何か微妙な気がするが・・・まあ、態々ブランド名を別にして魔具と俺たちの関係を見えないようにしたんだ。
文句を言うのは筋違いか。
「まあ、だったら特に心配はいらないようだが・・・どうも最近どっかの国が盗聴に特化した通信用魔具を会議室とか寝室とかに埋め込んで情報を盗もうとするビジネスを大々的にやっているみたいでね。
呪具を使っての精神汚染は近いうちに解決すると思うが、盗聴関係は定期的に魔力探知機を使って確認した方が良いかも知れないぜ」
シャルロの方は侯爵家という事で実家には多分国から注意喚起が行くと思うが、シェフィート商会の方は微妙だ。
というか、魔力探知機は一般にはまだ暫く売り出されない予定な筈だから、商業ギルドの方で大々的に注意喚起をするわけにもいかないだろう。

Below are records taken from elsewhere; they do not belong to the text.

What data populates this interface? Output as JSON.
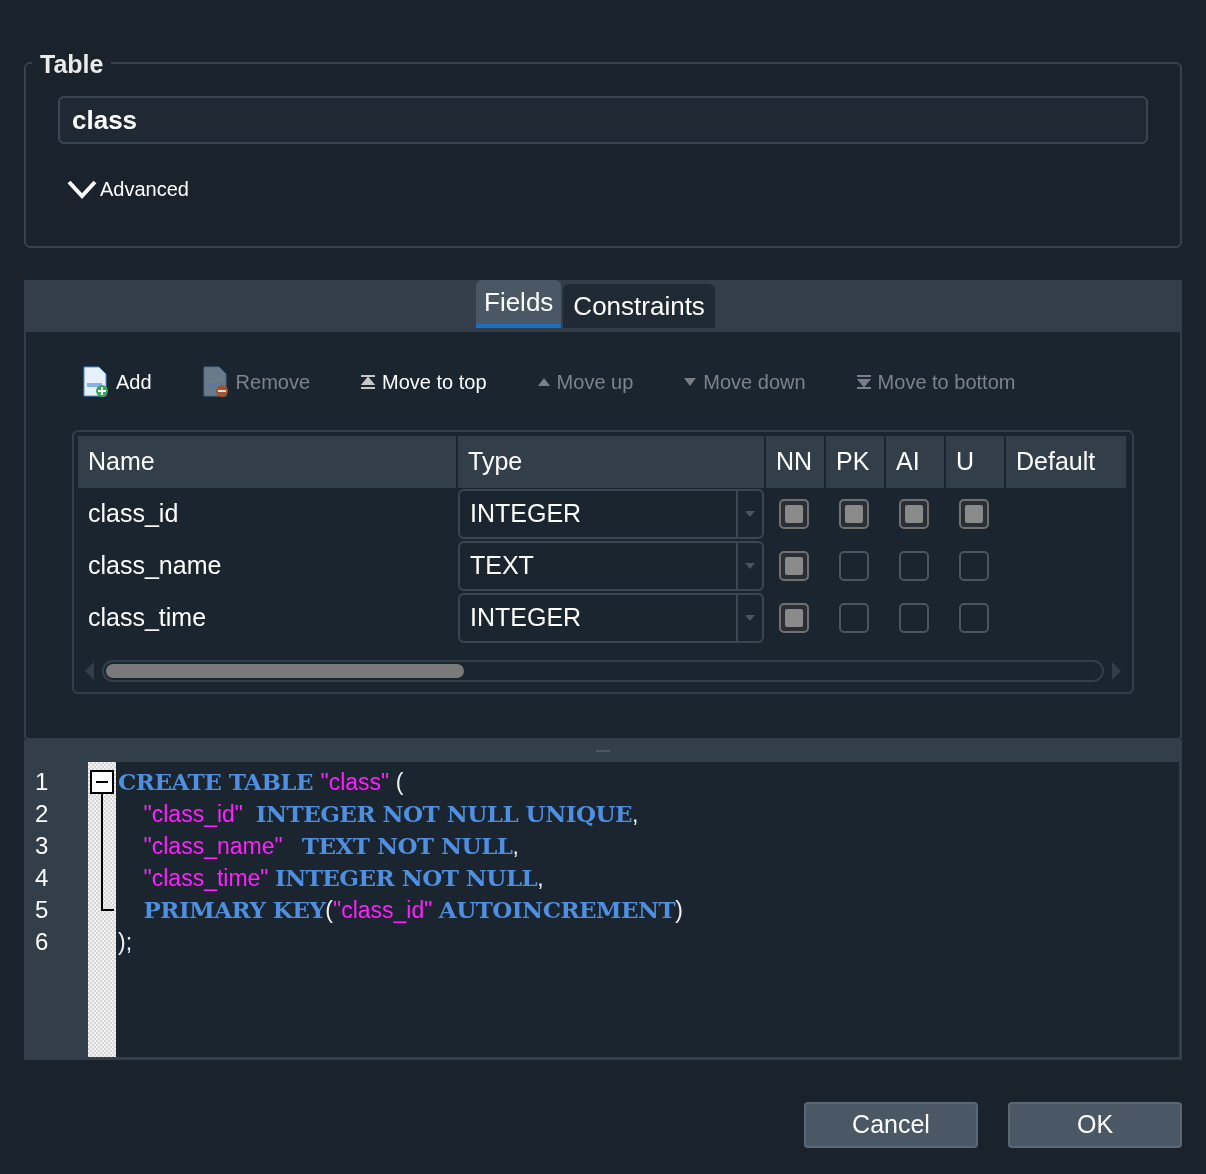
{
  "table_group": {
    "title": "Table",
    "name_value": "class",
    "advanced": {
      "label": "Advanced"
    }
  },
  "tabs": [
    {
      "label": "Fields",
      "selected": true
    },
    {
      "label": "Constraints",
      "selected": false
    }
  ],
  "toolbar": [
    {
      "kind": "add",
      "label": "Add",
      "disabled": false
    },
    {
      "kind": "remove",
      "label": "Remove",
      "disabled": true
    },
    {
      "kind": "top",
      "label": "Move to top",
      "disabled": false
    },
    {
      "kind": "up",
      "label": "Move up",
      "disabled": true
    },
    {
      "kind": "down",
      "label": "Move down",
      "disabled": true
    },
    {
      "kind": "bottom",
      "label": "Move to bottom",
      "disabled": true
    }
  ],
  "fields_table": {
    "columns": [
      "Name",
      "Type",
      "NN",
      "PK",
      "AI",
      "U",
      "Default"
    ],
    "rows": [
      {
        "name": "class_id",
        "type": "INTEGER",
        "nn": true,
        "pk": true,
        "ai": true,
        "u": true
      },
      {
        "name": "class_name",
        "type": "TEXT",
        "nn": true,
        "pk": false,
        "ai": false,
        "u": false
      },
      {
        "name": "class_time",
        "type": "INTEGER",
        "nn": true,
        "pk": false,
        "ai": false,
        "u": false
      }
    ]
  },
  "sql_editor": {
    "lines": [
      {
        "number": "1",
        "tokens": [
          {
            "kind": "keyword",
            "text": "CREATE TABLE "
          },
          {
            "kind": "string",
            "text": "\"class\""
          },
          {
            "kind": "plain",
            "text": " ("
          }
        ]
      },
      {
        "number": "2",
        "tokens": [
          {
            "kind": "string",
            "text": "\t\"class_id\"  "
          },
          {
            "kind": "keyword",
            "text": "INTEGER NOT NULL UNIQUE"
          },
          {
            "kind": "plain",
            "text": ","
          }
        ]
      },
      {
        "number": "3",
        "tokens": [
          {
            "kind": "string",
            "text": "\t\"class_name\"   "
          },
          {
            "kind": "keyword",
            "text": "TEXT NOT NULL"
          },
          {
            "kind": "plain",
            "text": ","
          }
        ]
      },
      {
        "number": "4",
        "tokens": [
          {
            "kind": "string",
            "text": "\t\"class_time\" "
          },
          {
            "kind": "keyword",
            "text": "INTEGER NOT NULL"
          },
          {
            "kind": "plain",
            "text": ","
          }
        ]
      },
      {
        "number": "5",
        "tokens": [
          {
            "kind": "keyword",
            "text": "\tPRIMARY KEY"
          },
          {
            "kind": "plain",
            "text": "("
          },
          {
            "kind": "string",
            "text": "\"class_id\" "
          },
          {
            "kind": "keyword",
            "text": "AUTOINCREMENT"
          },
          {
            "kind": "plain",
            "text": ")"
          }
        ]
      },
      {
        "number": "6",
        "tokens": [
          {
            "kind": "plain",
            "text": ");"
          }
        ]
      }
    ]
  },
  "buttons": [
    {
      "label": "Cancel"
    },
    {
      "label": "OK"
    }
  ]
}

シェフィート商会はアレク経由で過去の『試作品』を入手できるだろうから、もしかしたら既にセビウス氏が定期的に確認しているかも知れないが。
「何それ。
寝室にまで??」
ケレナが嫌そうに声を上げた。
「まあ、領主の所だけだったみたいだから、トップを恐喝出来たらラッキ~ぐらいに思っていたのかもしれないな。

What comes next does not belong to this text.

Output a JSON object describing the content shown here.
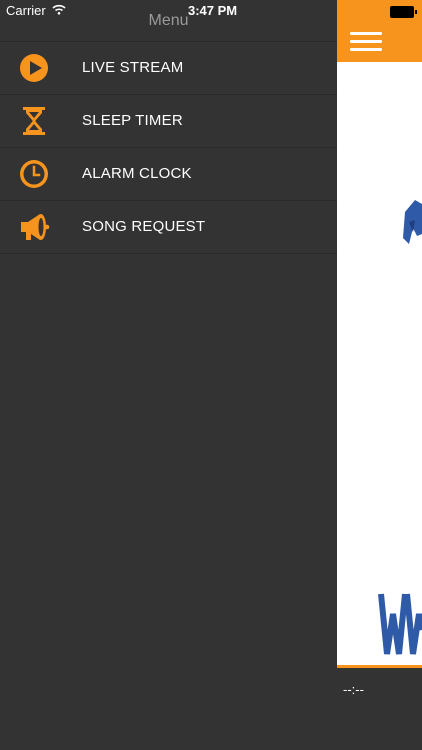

取り敢えず、心眼で時折自分の家とか実家の壁をしっかり確認しておく方が無難かも知れない」
嫌な世の中になったもんだ。
・・・携帯式小型通信機を開発した俺たちが諸悪の根源だったりするのだろうか?
まあ、技術革新というのはいつか誰かが起こすものなんだ。
俺たちがやらなくても誰かがやったさ。
「なんかますますウィルが便利使いされてこき使われそうね」
シェイラがクッキーを手に取りながらコメントする。
「まあ、仕掛けて来ている側だって無尽蔵な労力と資材がある訳じゃあないんだ。
あれだけペルファーナとベルファウォードで頑張っていたら、他に手を出す余裕はなかったんじゃないかな?

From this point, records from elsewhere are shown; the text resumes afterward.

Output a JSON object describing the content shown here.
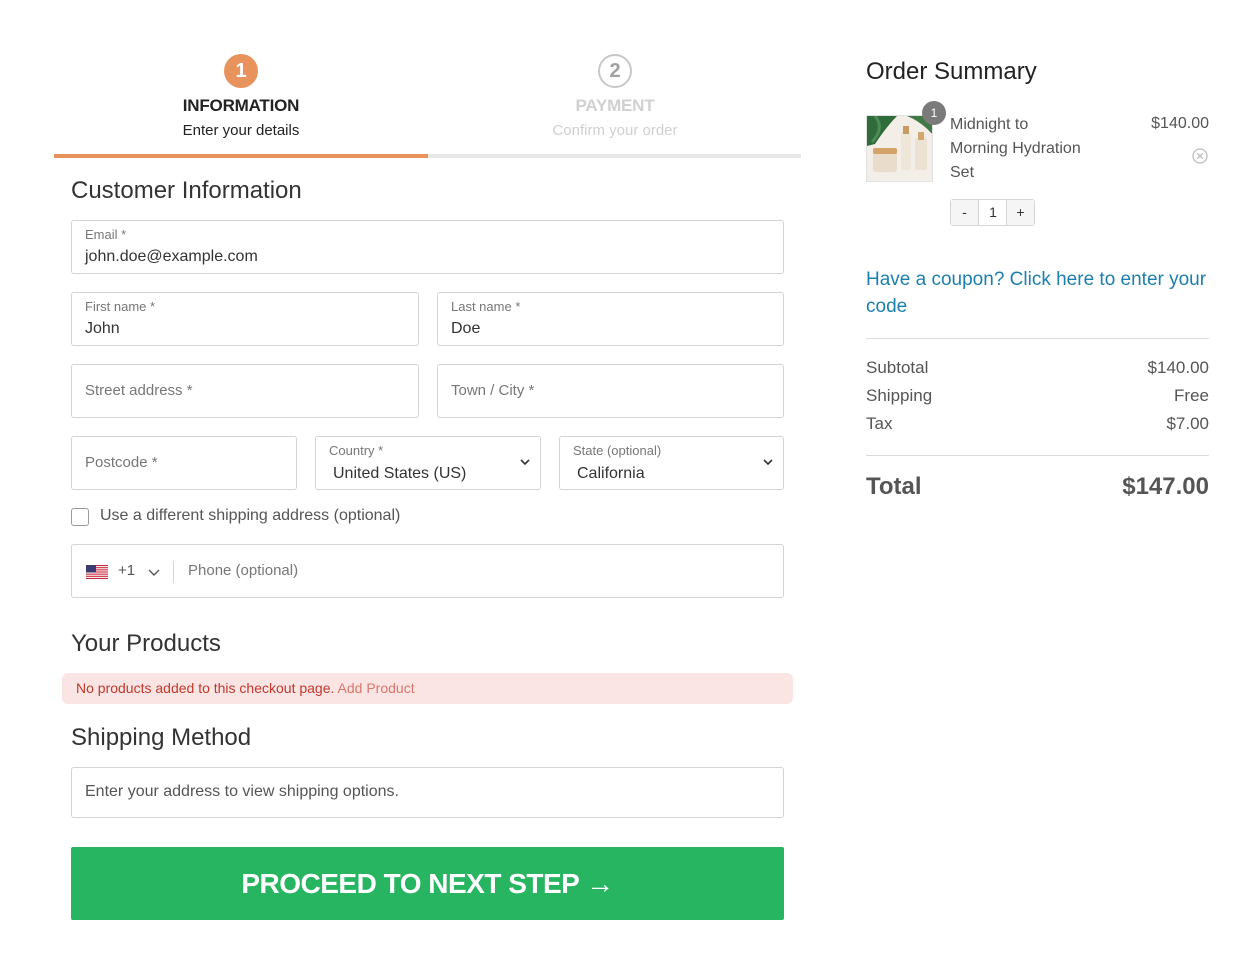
{
  "steps": [
    {
      "number": "1",
      "title": "INFORMATION",
      "subtitle": "Enter your details"
    },
    {
      "number": "2",
      "title": "PAYMENT",
      "subtitle": "Confirm your order"
    }
  ],
  "customer": {
    "heading": "Customer Information",
    "email": {
      "label": "Email *",
      "value": "john.doe@example.com"
    },
    "first_name": {
      "label": "First name *",
      "value": "John"
    },
    "last_name": {
      "label": "Last name *",
      "value": "Doe"
    },
    "street": {
      "placeholder": "Street address *"
    },
    "city": {
      "placeholder": "Town / City *"
    },
    "postcode": {
      "placeholder": "Postcode *"
    },
    "country": {
      "label": "Country *",
      "value": "United States (US)"
    },
    "state": {
      "label": "State (optional)",
      "value": "California"
    },
    "different_shipping_label": "Use a different shipping address (optional)",
    "phone": {
      "country_code": "+1",
      "placeholder": "Phone (optional)",
      "flag": "us-flag-icon"
    }
  },
  "products": {
    "heading": "Your Products",
    "alert_text": "No products added to this checkout page.",
    "alert_link": "Add Product"
  },
  "shipping": {
    "heading": "Shipping Method",
    "message": "Enter your address to view shipping options."
  },
  "proceed_label": "PROCEED TO NEXT STEP →",
  "summary": {
    "heading": "Order Summary",
    "item": {
      "name": "Midnight to Morning Hydration Set",
      "price": "$140.00",
      "quantity_badge": "1",
      "quantity": "1",
      "minus": "-",
      "plus": "+"
    },
    "coupon_text": "Have a coupon? Click here to enter your code",
    "subtotal": {
      "label": "Subtotal",
      "value": "$140.00"
    },
    "shipping": {
      "label": "Shipping",
      "value": "Free"
    },
    "tax": {
      "label": "Tax",
      "value": "$7.00"
    },
    "total": {
      "label": "Total",
      "value": "$147.00"
    }
  },
  "colors": {
    "accent": "#e8925c",
    "proceed": "#27b561",
    "link": "#1d7fae",
    "alert_bg": "#fbe4e4",
    "alert_text": "#c0392b"
  }
}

とは言え、新しいタイプのサービスとしてどっかの国が売り出していたら、これからガンガン対処しなきゃいけない案件が増えそうだが」
ある意味、あの魔力探知機を開発したのは正解だったな。
じゃなきゃ俺とか、心眼を使える他の魔術師とかが引っ張りだこになりすぎて真面な仕事をやる時間が無くなっちまうところだった。
「ちなみに、この話って魔術院には伝わっているの?
魔具の悪用なんて、本来はあそこが取り締まるべき案件じゃない?」
シャルロがクッキーの皿をシェイラから受け取りながら尋ねる。
「・・・さあ?
将来的には魔術院と商業ギルドが協力してなんか対応策を捻り出すかも知れないが、現時点では軍の情報部と国の上部が頭を抱えている段階だろうからな。
民間の話になるまではまだ暫く掛かるんじゃないか?
最低でも春ぐらいまで魔術院は呪具の解呪用魔具の製造や設置、新しいタイプの流入防止と解呪対応で手一杯だと思うし」
なんとも面倒な世の中になってきたよなぁ。
それとも俺が知らないだけで、違う技術を使ってあちこちの国の人間が今までも色々と暗躍していたんかね?
最初は街の名前を出さないように工夫していたものの、途中で忘れてそのまま呼んでるウィルw
まあ、軍部は特に機密保持の契約は追加でしてなかったし、仲間内だしいいでしょう。
流石にパーティとかで話しちゃ不味そうだけど。